An activist firm representing Tesla Inc. shareholders has excoriated the electric-car maker, claiming that it’s veered off the path to profit and urging a major overhaul of the Elon Musk-led board.
CtW Investment Group, working with union pension funds that are Tesla investors managing more than $250 billion, opposes the re-election of three board members who are up for votes during Tesla’s June 5 annual meeting. The firm calls for shareholders to cast ballots against Antonio Gracias, a private-equity investor and Tesla’s lead independent director; Kimbal Musk, Elon’s brother; and James Murdoch, CEO of Twenty-First Century Fox Inc.
“Tesla has failed to hit critical production milestones and has consequently seen its past progress towards profitability sharply reverse,” Dieter Waizenegger, CtW’s executive director, writes in a letter the firm plans to file on Wednesday with the Securities and Exchange Commission. “But instead of recognizing the need for independent and effective board leadership, Tesla has re-nominated three directors who exemplify the company’s failure to evolve.”
The letter escalates long-held criticisms of a board that CtW and several investors have faulted for being beholden to Musk, Tesla’s chief executive officer.
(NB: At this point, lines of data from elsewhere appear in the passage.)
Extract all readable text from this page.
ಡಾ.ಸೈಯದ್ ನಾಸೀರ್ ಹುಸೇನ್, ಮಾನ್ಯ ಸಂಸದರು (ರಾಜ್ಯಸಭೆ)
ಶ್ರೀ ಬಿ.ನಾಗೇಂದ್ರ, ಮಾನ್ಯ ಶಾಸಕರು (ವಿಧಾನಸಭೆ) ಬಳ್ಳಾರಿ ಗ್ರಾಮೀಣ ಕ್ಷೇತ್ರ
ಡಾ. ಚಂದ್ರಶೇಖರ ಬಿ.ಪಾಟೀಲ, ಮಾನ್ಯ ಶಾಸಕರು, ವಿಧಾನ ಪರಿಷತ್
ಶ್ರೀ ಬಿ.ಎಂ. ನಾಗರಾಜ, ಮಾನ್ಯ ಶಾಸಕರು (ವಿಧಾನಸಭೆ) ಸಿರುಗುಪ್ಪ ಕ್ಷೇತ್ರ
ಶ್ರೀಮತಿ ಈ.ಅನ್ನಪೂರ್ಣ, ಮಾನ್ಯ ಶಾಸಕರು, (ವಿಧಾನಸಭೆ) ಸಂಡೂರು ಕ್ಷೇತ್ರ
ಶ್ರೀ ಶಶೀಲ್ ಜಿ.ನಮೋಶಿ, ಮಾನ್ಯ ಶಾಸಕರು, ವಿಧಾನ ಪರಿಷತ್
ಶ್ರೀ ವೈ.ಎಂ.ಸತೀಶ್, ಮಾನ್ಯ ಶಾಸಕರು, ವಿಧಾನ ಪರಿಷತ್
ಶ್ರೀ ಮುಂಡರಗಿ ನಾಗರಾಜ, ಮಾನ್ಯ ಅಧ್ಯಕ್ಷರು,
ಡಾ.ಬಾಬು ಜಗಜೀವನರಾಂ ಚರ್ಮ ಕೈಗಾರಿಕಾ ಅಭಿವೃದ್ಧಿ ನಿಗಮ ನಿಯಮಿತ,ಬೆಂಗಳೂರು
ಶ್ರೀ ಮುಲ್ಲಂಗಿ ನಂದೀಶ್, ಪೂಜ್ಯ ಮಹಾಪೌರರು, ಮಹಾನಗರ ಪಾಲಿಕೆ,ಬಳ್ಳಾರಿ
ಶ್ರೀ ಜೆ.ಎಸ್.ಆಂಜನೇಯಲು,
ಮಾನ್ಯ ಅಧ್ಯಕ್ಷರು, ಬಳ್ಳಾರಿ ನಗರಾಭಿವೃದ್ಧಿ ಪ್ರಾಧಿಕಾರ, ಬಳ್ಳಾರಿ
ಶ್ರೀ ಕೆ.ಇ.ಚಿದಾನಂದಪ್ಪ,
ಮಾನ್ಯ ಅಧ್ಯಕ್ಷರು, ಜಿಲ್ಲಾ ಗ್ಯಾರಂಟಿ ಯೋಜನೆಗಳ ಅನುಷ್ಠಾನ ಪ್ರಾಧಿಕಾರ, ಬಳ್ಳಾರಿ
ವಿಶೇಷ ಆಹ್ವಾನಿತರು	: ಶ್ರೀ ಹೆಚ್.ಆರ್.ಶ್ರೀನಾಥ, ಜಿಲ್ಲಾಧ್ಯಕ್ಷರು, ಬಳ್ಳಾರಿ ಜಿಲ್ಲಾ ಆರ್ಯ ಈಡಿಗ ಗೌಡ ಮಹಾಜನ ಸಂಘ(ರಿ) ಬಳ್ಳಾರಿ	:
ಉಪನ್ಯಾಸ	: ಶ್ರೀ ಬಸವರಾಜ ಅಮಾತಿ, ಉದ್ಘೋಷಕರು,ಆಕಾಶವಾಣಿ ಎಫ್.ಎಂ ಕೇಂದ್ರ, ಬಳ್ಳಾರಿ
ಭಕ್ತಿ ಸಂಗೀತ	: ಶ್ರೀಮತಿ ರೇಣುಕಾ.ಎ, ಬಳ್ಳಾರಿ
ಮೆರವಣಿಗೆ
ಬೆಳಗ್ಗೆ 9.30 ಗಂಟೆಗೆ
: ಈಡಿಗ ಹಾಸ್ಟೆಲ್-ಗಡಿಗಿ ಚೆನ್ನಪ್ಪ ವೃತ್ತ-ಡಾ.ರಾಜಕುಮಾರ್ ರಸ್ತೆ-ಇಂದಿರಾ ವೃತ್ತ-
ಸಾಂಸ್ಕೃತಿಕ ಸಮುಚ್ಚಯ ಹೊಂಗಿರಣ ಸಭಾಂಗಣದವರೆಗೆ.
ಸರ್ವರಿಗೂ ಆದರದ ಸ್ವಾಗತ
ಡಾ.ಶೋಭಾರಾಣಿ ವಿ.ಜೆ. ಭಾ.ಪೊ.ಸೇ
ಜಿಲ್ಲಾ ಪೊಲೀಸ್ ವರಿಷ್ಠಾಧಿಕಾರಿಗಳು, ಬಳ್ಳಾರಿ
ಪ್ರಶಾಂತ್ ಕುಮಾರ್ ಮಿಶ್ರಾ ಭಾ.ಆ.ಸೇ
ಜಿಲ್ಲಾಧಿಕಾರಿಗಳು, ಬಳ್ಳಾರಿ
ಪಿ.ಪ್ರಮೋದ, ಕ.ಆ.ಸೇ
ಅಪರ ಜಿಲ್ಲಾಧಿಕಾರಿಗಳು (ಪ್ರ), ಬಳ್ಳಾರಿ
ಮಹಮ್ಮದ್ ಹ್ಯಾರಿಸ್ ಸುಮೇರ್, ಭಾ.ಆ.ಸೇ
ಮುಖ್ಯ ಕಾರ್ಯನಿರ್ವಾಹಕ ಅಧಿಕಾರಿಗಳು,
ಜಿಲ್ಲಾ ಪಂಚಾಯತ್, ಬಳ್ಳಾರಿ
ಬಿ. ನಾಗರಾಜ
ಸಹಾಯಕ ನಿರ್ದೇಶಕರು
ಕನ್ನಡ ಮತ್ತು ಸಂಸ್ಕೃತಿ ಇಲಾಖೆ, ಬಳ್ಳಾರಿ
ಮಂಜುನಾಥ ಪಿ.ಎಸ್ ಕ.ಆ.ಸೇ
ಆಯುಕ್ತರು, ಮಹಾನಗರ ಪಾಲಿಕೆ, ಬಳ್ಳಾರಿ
The company has burned through almost $4 billion during the past year while scaling up operations for the Model 3, intended to be its first mass-manufactured car. The sedan has missed several production targets and stoked concerns about whether the company has enough cash.
While praising Tesla as a “successful innovator with an environmental mission,” CtW’s Waizenegger writes that the company’s prospects for continued success are “more tenuous than ever” and that the board needs to “raise its game.” The wide-ranging letter raises concerns with matters including Musk’s combative earnings call with analysts last week, safety issues at Tesla’s California assembly plant, fatal crashes involving the driver-assistance system Autopilot and litigation related to the company’s controversial acquisition of SolarCity Corp.
“In response to these considerable financial and operational challenges, the Tesla board has been unduly deferential toward Chairman and CEO Elon Musk,” Waizenegger writes. “Mr. Musk’s peripatetic focus — he is also CEO of SpaceX, a proponent of the hyperloop, and apparently about to start a candy company — is exacerbated, rather than contained, by a board most of whose members have family or non-Tesla ties to him, lack industry experience, and have no track record of effective independent board service at a public company.”
Gracias, a Tesla director since 2007, has both personal and professional ties to Musk, 46. The founder of Valor Equity Management invested in Paypal Inc., which Musk co-founded, and participated along with Valor in funding rounds and a debt raise that Tesla conducted before its 2010 initial public offering. Musk gave Gracias the second Roadster sports car that the company built. He’s also on the board of Space Exploration Technologies Corp.
“The lead independent director should be leading a process of renewing and modernizing the board by recruiting well-qualified, diverse, and independent directors with a combination of industry and governance experience,” Waizenegger writes.